Mais le professeur avait déjà raccroché. Ronald savait d’expérience qu’il était impossible de lui faire changer d’avis une fois qu’il avait décidé quelque chose. Que se passerait-il si la supercherie était découverte ? La science et les tricheries n’ont jamais fait bon ménage.

.oOo.

« Bonjour monsieur. Je suis envoyé par le professeur Pomel. Je pense que le mieux est que je reste anonyme. Appelez-moi Rémi. »

Ronald dut convenir que la ressemblance était frappante. Même sans grimage, il était difficile de se rendre compte que cet homme n’était pas le professeur lui-même. Sa voix et sa diction étaient différentes, mais il avait un peu plus de vingt-quatre heures pour apprendre à imiter son original, et la somme qu’il annonça pour son salaire avait de quoi le motiver pour ce travail. Ronald se dit qu’il ne s’agissait pas seulement d’un cachet, mais plutôt de toute la boîte !

« Au diable les scientifiques », pensa-t-il. « Ces gens-là vivent dans leurs pensées, sur un monde qui n’est apparemment pas le même que le reste de l’humanité. » Le professeur Pomel, en particulier, avait totalement perdu toute notion de la réalité.

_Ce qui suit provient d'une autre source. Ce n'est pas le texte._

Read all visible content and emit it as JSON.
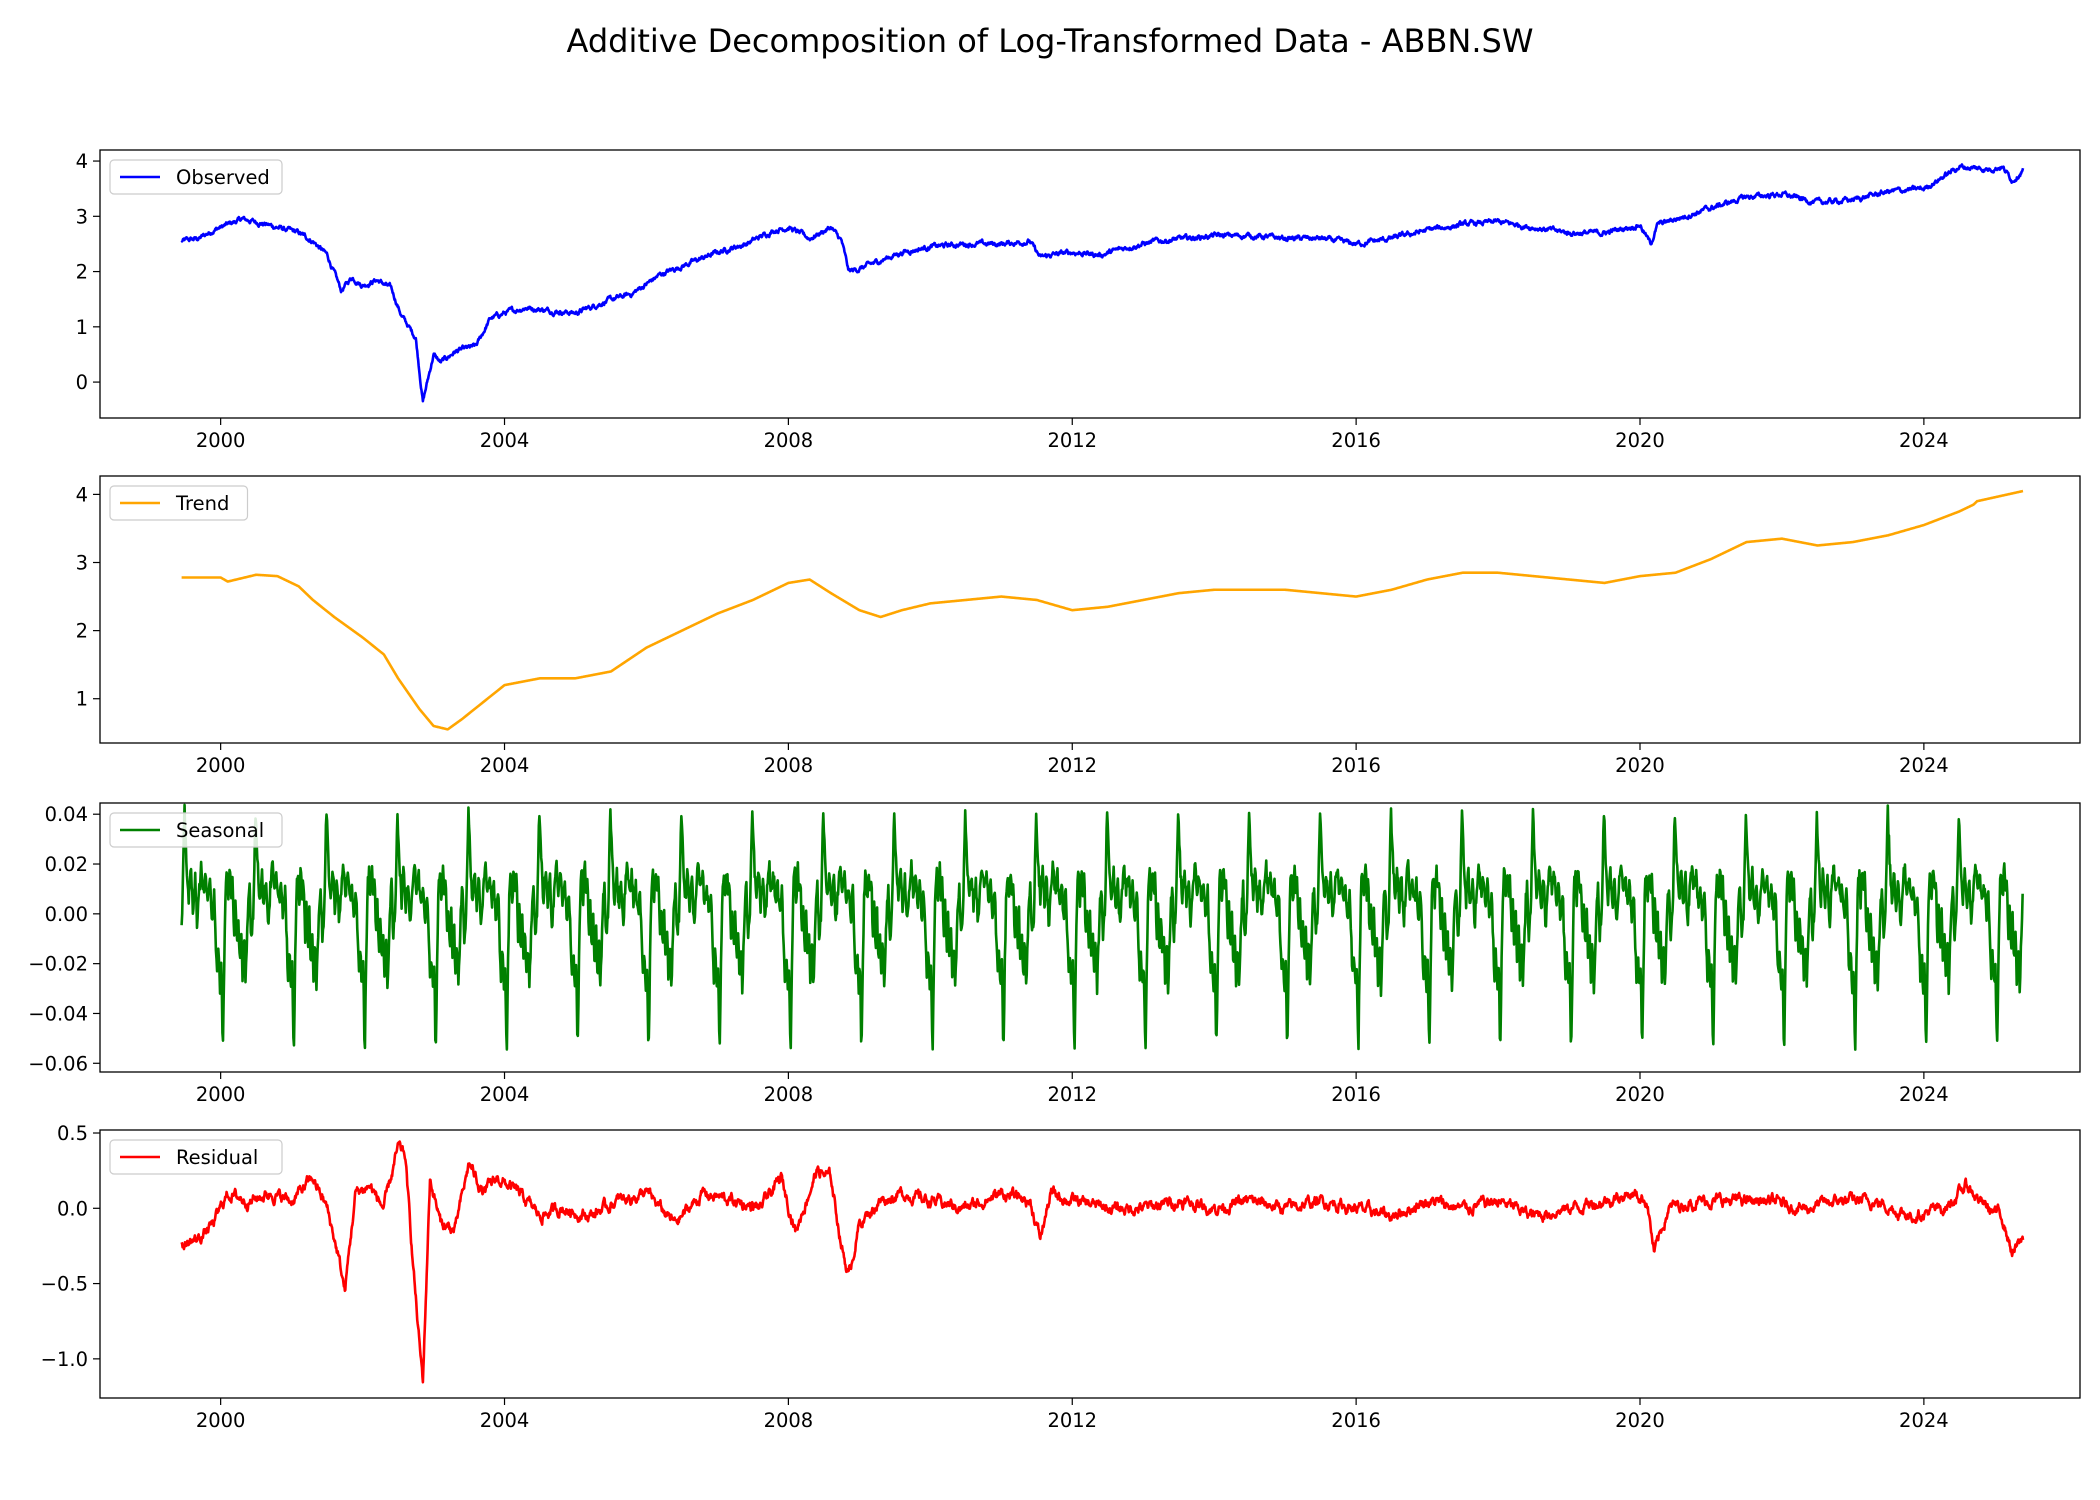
{
  "figure": {
    "title": "Additive Decomposition of Log-Transformed Data - ABBN.SW"
  },
  "chart_data": [
    {
      "type": "line",
      "name": "observed",
      "legend": "Observed",
      "color": "#0000ff",
      "legend_position": "upper-left",
      "xlim": [
        1998.3,
        2026.2
      ],
      "ylim": [
        -0.65,
        4.2
      ],
      "x_ticks": [
        2000,
        2004,
        2008,
        2012,
        2016,
        2020,
        2024
      ],
      "x_tick_labels": [
        "2000",
        "2004",
        "2008",
        "2012",
        "2016",
        "2020",
        "2024"
      ],
      "y_ticks": [
        0,
        1,
        2,
        3,
        4
      ],
      "y_tick_labels": [
        "0",
        "1",
        "2",
        "3",
        "4"
      ],
      "noise": 0.06,
      "x": [
        1999.45,
        1999.7,
        1999.9,
        2000.1,
        2000.3,
        2000.5,
        2000.8,
        2001.1,
        2001.3,
        2001.5,
        2001.7,
        2001.85,
        2002.0,
        2002.2,
        2002.4,
        2002.55,
        2002.75,
        2002.85,
        2003.0,
        2003.1,
        2003.3,
        2003.6,
        2003.8,
        2004.0,
        2004.3,
        2004.6,
        2005.0,
        2005.4,
        2005.8,
        2006.2,
        2006.6,
        2007.0,
        2007.4,
        2007.8,
        2008.0,
        2008.3,
        2008.6,
        2008.75,
        2008.85,
        2009.0,
        2009.3,
        2009.6,
        2010.0,
        2010.5,
        2011.0,
        2011.4,
        2011.55,
        2011.7,
        2012.0,
        2012.4,
        2012.8,
        2013.2,
        2013.6,
        2014.0,
        2014.5,
        2015.0,
        2015.5,
        2016.0,
        2016.5,
        2017.0,
        2017.5,
        2018.0,
        2018.5,
        2019.0,
        2019.5,
        2020.0,
        2020.15,
        2020.25,
        2020.5,
        2021.0,
        2021.5,
        2022.0,
        2022.5,
        2023.0,
        2023.5,
        2024.0,
        2024.5,
        2024.9,
        2025.1,
        2025.25,
        2025.4
      ],
      "y": [
        2.55,
        2.6,
        2.75,
        2.85,
        2.95,
        2.9,
        2.8,
        2.7,
        2.55,
        2.3,
        1.65,
        1.9,
        1.75,
        1.85,
        1.7,
        1.2,
        0.8,
        -0.35,
        0.5,
        0.35,
        0.55,
        0.65,
        1.15,
        1.25,
        1.35,
        1.3,
        1.25,
        1.45,
        1.6,
        1.95,
        2.15,
        2.35,
        2.5,
        2.75,
        2.8,
        2.6,
        2.8,
        2.55,
        2.0,
        2.05,
        2.2,
        2.35,
        2.45,
        2.5,
        2.5,
        2.55,
        2.25,
        2.3,
        2.35,
        2.3,
        2.45,
        2.55,
        2.6,
        2.65,
        2.65,
        2.6,
        2.6,
        2.5,
        2.6,
        2.75,
        2.85,
        2.9,
        2.8,
        2.7,
        2.7,
        2.85,
        2.5,
        2.85,
        2.95,
        3.15,
        3.35,
        3.4,
        3.25,
        3.3,
        3.45,
        3.5,
        3.9,
        3.85,
        3.9,
        3.65,
        3.85
      ]
    },
    {
      "type": "line",
      "name": "trend",
      "legend": "Trend",
      "color": "#ffa500",
      "legend_position": "upper-left",
      "xlim": [
        1998.3,
        2026.2
      ],
      "ylim": [
        0.35,
        4.27
      ],
      "x_ticks": [
        2000,
        2004,
        2008,
        2012,
        2016,
        2020,
        2024
      ],
      "x_tick_labels": [
        "2000",
        "2004",
        "2008",
        "2012",
        "2016",
        "2020",
        "2024"
      ],
      "y_ticks": [
        1,
        2,
        3,
        4
      ],
      "y_tick_labels": [
        "1",
        "2",
        "3",
        "4"
      ],
      "noise": 0,
      "x": [
        1999.45,
        1999.9,
        2000.0,
        2000.1,
        2000.5,
        2000.8,
        2001.1,
        2001.3,
        2001.6,
        2002.0,
        2002.3,
        2002.5,
        2002.8,
        2003.0,
        2003.2,
        2003.4,
        2003.7,
        2004.0,
        2004.5,
        2005.0,
        2005.5,
        2006.0,
        2006.5,
        2007.0,
        2007.5,
        2008.0,
        2008.3,
        2008.6,
        2009.0,
        2009.3,
        2009.6,
        2010.0,
        2010.5,
        2011.0,
        2011.5,
        2012.0,
        2012.5,
        2013.0,
        2013.5,
        2014.0,
        2014.5,
        2015.0,
        2015.5,
        2016.0,
        2016.5,
        2017.0,
        2017.5,
        2018.0,
        2018.5,
        2019.0,
        2019.5,
        2020.0,
        2020.5,
        2021.0,
        2021.5,
        2022.0,
        2022.5,
        2023.0,
        2023.5,
        2024.0,
        2024.5,
        2024.7,
        2024.75,
        2025.4
      ],
      "y": [
        2.78,
        2.78,
        2.78,
        2.72,
        2.82,
        2.8,
        2.65,
        2.45,
        2.2,
        1.9,
        1.65,
        1.3,
        0.85,
        0.6,
        0.55,
        0.7,
        0.95,
        1.2,
        1.3,
        1.3,
        1.4,
        1.75,
        2.0,
        2.25,
        2.45,
        2.7,
        2.75,
        2.55,
        2.3,
        2.2,
        2.3,
        2.4,
        2.45,
        2.5,
        2.45,
        2.3,
        2.35,
        2.45,
        2.55,
        2.6,
        2.6,
        2.6,
        2.55,
        2.5,
        2.6,
        2.75,
        2.85,
        2.85,
        2.8,
        2.75,
        2.7,
        2.8,
        2.85,
        3.05,
        3.3,
        3.35,
        3.25,
        3.3,
        3.4,
        3.55,
        3.75,
        3.85,
        3.9,
        4.05
      ]
    },
    {
      "type": "line",
      "name": "seasonal",
      "legend": "Seasonal",
      "color": "#008000",
      "legend_position": "upper-left",
      "xlim": [
        1998.3,
        2026.2
      ],
      "ylim": [
        -0.0635,
        0.0445
      ],
      "x_ticks": [
        2000,
        2004,
        2008,
        2012,
        2016,
        2020,
        2024
      ],
      "x_tick_labels": [
        "2000",
        "2004",
        "2008",
        "2012",
        "2016",
        "2020",
        "2024"
      ],
      "y_ticks": [
        -0.06,
        -0.04,
        -0.02,
        0.0,
        0.02,
        0.04
      ],
      "y_tick_labels": [
        "−0.06",
        "−0.04",
        "−0.02",
        "0.00",
        "0.02",
        "0.04"
      ],
      "period_years": 1,
      "start": 1999.45,
      "end": 2025.4,
      "cycle_phase": [
        0.0,
        0.03,
        0.06,
        0.09,
        0.12,
        0.15,
        0.18,
        0.21,
        0.24,
        0.27,
        0.3,
        0.33,
        0.36,
        0.39,
        0.42,
        0.45,
        0.48,
        0.5,
        0.52,
        0.54,
        0.56,
        0.58,
        0.6,
        0.62,
        0.64,
        0.66,
        0.68,
        0.7,
        0.72,
        0.74,
        0.76,
        0.78,
        0.8,
        0.82,
        0.84,
        0.86,
        0.88,
        0.9,
        0.92,
        0.94,
        0.96,
        0.98,
        1.0
      ],
      "cycle_values": [
        -0.01,
        0.0,
        0.042,
        0.02,
        0.005,
        0.018,
        0.002,
        0.015,
        -0.005,
        0.01,
        0.02,
        0.008,
        0.016,
        0.004,
        0.012,
        -0.002,
        0.01,
        -0.01,
        -0.025,
        -0.015,
        -0.03,
        -0.02,
        -0.058,
        -0.02,
        0.01,
        0.018,
        0.004,
        0.02,
        0.008,
        0.015,
        -0.01,
        0.005,
        -0.015,
        0.0,
        -0.02,
        -0.005,
        -0.028,
        -0.01,
        -0.03,
        -0.012,
        0.005,
        0.012,
        -0.01
      ]
    },
    {
      "type": "line",
      "name": "residual",
      "legend": "Residual",
      "color": "#ff0000",
      "legend_position": "upper-left",
      "xlim": [
        1998.3,
        2026.2
      ],
      "ylim": [
        -1.26,
        0.52
      ],
      "x_ticks": [
        2000,
        2004,
        2008,
        2012,
        2016,
        2020,
        2024
      ],
      "x_tick_labels": [
        "2000",
        "2004",
        "2008",
        "2012",
        "2016",
        "2020",
        "2024"
      ],
      "y_ticks": [
        -1.0,
        -0.5,
        0.0,
        0.5
      ],
      "y_tick_labels": [
        "−1.0",
        "−0.5",
        "0.0",
        "0.5"
      ],
      "noise": 0.05,
      "x": [
        1999.45,
        1999.7,
        1999.9,
        2000.1,
        2000.4,
        2000.7,
        2001.0,
        2001.3,
        2001.5,
        2001.65,
        2001.75,
        2001.9,
        2002.1,
        2002.3,
        2002.5,
        2002.6,
        2002.7,
        2002.8,
        2002.85,
        2002.95,
        2003.1,
        2003.3,
        2003.5,
        2003.7,
        2003.9,
        2004.2,
        2004.5,
        2004.8,
        2005.2,
        2005.6,
        2006.0,
        2006.4,
        2006.8,
        2007.2,
        2007.6,
        2007.9,
        2008.1,
        2008.4,
        2008.6,
        2008.75,
        2008.85,
        2009.0,
        2009.3,
        2009.6,
        2010.0,
        2010.5,
        2011.0,
        2011.4,
        2011.55,
        2011.7,
        2012.0,
        2012.5,
        2013.0,
        2013.5,
        2014.0,
        2014.5,
        2015.0,
        2015.5,
        2016.0,
        2016.5,
        2017.0,
        2017.5,
        2018.0,
        2018.5,
        2019.0,
        2019.5,
        2019.9,
        2020.1,
        2020.2,
        2020.4,
        2020.8,
        2021.3,
        2021.8,
        2022.3,
        2022.8,
        2023.3,
        2023.8,
        2024.3,
        2024.6,
        2024.9,
        2025.1,
        2025.25,
        2025.4
      ],
      "y": [
        -0.25,
        -0.2,
        -0.1,
        0.1,
        0.05,
        0.1,
        0.05,
        0.2,
        0.0,
        -0.3,
        -0.55,
        0.1,
        0.15,
        0.0,
        0.4,
        0.35,
        -0.3,
        -0.9,
        -1.15,
        0.2,
        -0.1,
        -0.15,
        0.3,
        0.1,
        0.2,
        0.1,
        -0.05,
        0.0,
        -0.05,
        0.05,
        0.1,
        -0.1,
        0.1,
        0.05,
        0.0,
        0.2,
        -0.15,
        0.25,
        0.2,
        -0.25,
        -0.45,
        -0.1,
        0.05,
        0.1,
        0.05,
        0.0,
        0.1,
        0.05,
        -0.2,
        0.1,
        0.05,
        0.0,
        0.0,
        0.05,
        0.0,
        0.05,
        0.0,
        0.05,
        0.0,
        -0.05,
        0.05,
        0.0,
        0.05,
        -0.05,
        0.0,
        0.05,
        0.1,
        0.05,
        -0.3,
        0.0,
        0.05,
        0.05,
        0.05,
        0.0,
        0.05,
        0.05,
        -0.05,
        0.0,
        0.15,
        0.0,
        -0.05,
        -0.3,
        -0.2
      ]
    }
  ]
}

Une chose semblait certaine à Ronald, c’est que ce serait lui qui tomberait malade à la fin de cette affaire.

Malgré les appréhensions de Ronald, la conférence se déroula parfaitement bien. Rémi imita à s’y méprendre le célèbre physicien et pas un seul de ses confrères, même ceux qui le côtoyaient depuis des années, ne remarqua la substitution. Rémi avait posé le texte sur le pupitre qui lui faisait face, et s’y reportait avec un naturel confondant, comme l’aurait sans doute fait le professeur lui-même en consultant quelques notes.

Le moment que Ronald craignait était celui des traditionnelles questions du public qui concluaient tout exposé digne de ce nom. Comment Rémi s’y prendrait-il pour éluder cette étape ? Il le fit très simplement, et avec beaucoup d’aisance. Il prétexta une fatigue bien compréhensible à son âge, expliqua qu’une réunion complémentaire aurait lieu prochainement, consacrée uniquement aux questions, il ajouta une plaisanterie comme le faisait fréquemment son modèle, et se retira sous les applaudissements.

Ronald poussa un profond soupir de soulagement. C’était fini, sans anicroche.

Il régla à Rémi la somme convenue, lui rappela son engagement à garder un secret éternel sur sa participation, et l’accompagna jusqu’à une sortie qui donnait sur une ruelle, derrière la salle des congrès. Rémi s’éloigna à grands pas.

« Professeur Pomel ! S’il vous plait… »

Rémi continua à avancer comme s’il n’avait rien entendu, mais l’homme qui l’avait hélé avec un fort accent slave le dépassa en courant et s’arrêta devant lui.

« Professeur Pomel, quelle chance de vous croiser ! Je suis le professeur Tretyakov, de Moscou. Pardonnez-moi de vous aborder ainsi, je dois absolument rentrer dans mon pays dès ce soir, et il y a un point dont j’aimerais vraiment parler avec vous. Vous permettez ? »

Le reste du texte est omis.